1-Methyl-4-phenylpridinium (MPP⁺)-induced functional run-down of GABA_A receptor-mediated currents in acutely dissociated dopaminergic neurons

We have evaluated GABA_A receptor function during treatment of 1-methyl-4-phenylpridinium (MPP⁺) using patch-clamp perforated whole-cell recording techniques in acutely dissociated dopaminergic (DAergic) neurons from rat substantia nigra compacta (SNc). γ-Aminobutyric acid (GABA), glutamate or glycine induced inward currents (I_GABA, I_Glu, I_Gly) at a holding potential (V_H) of -45 mV. The I_GABA was reversibly blocked by the GABA_A receptor antagonist, bicuculline, suggesting that I_GABA is mediated through the activation of GABA_A receptors. During extracellular perfusion of MPP⁺ (1-10 μM), but neither I_Glu nor I_Gly, declined (termed run-down) with repetitive agonist applications, indicating that the MPP⁺-induced I_GABA run-down occurred earlier than I_Gly or I_Glu under our experimental conditions.
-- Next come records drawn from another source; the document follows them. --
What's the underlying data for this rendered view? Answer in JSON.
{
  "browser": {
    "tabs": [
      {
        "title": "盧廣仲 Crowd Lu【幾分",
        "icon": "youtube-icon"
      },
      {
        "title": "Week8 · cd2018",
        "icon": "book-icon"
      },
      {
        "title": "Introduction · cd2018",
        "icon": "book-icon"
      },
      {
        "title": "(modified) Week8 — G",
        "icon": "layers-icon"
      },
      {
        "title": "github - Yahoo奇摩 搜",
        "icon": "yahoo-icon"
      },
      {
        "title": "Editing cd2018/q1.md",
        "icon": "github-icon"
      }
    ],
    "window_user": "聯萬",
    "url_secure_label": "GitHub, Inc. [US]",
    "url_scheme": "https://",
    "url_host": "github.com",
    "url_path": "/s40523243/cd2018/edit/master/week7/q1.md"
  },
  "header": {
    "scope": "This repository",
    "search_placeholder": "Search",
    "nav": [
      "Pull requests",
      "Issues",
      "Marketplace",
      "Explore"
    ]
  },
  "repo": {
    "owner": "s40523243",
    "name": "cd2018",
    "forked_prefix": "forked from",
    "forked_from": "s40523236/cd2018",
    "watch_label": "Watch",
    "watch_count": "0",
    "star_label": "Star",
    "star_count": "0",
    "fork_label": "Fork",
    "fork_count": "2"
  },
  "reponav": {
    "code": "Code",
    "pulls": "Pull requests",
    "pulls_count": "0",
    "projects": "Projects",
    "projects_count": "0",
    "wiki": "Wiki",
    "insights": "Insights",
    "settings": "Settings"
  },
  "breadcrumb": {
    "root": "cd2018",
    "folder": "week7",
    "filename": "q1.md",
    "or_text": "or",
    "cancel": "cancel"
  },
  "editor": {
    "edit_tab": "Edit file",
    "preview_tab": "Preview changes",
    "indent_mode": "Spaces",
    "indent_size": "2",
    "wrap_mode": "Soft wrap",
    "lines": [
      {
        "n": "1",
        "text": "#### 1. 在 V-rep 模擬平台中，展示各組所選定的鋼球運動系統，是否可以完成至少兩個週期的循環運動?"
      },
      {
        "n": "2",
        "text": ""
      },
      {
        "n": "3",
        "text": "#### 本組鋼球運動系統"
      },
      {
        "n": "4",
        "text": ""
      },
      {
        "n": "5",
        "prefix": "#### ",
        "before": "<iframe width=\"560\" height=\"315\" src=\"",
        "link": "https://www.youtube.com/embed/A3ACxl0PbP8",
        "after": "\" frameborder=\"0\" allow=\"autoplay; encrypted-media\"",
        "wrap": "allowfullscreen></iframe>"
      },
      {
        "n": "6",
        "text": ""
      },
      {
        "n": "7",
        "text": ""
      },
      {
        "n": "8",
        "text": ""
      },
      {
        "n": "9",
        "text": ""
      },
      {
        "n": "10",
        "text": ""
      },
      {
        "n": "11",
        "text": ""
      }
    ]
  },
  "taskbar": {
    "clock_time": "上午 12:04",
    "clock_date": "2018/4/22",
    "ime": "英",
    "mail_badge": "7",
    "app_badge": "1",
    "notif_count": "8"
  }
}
The MPP⁺-induced I_GABA run-down can be prevented by a DA transporter inhibitor, mazindol, and can be mimicked by a metabolic inhibitor, rotenone. Using conventional whole-cell recording with different concentrations of ATP in the pipette solution, I_GABA run-down can be induced by decreasing intracellular ATP concentrations, or prevented by supplying intracellular ATP, indicating that I_GABA run-down is dependent on intracellular ATP concentrations. A GABA_A receptor positive modulator, pentobarbital (PB), potentiated the declined I_GABA and eliminated I_GABA run-down. Corresponding to these patch-clamp data, tyrosine hydroxylase (TH) immunohistochemical staining showed that TH-positive cell loss was protected by PB during MPP⁺ perfusion. It is concluded that extracellular perfusion of MPP⁺ induces a functional run-down of GABA_A receptors, which may cause an imbalance of excitation and inhibition of DAergic neurons.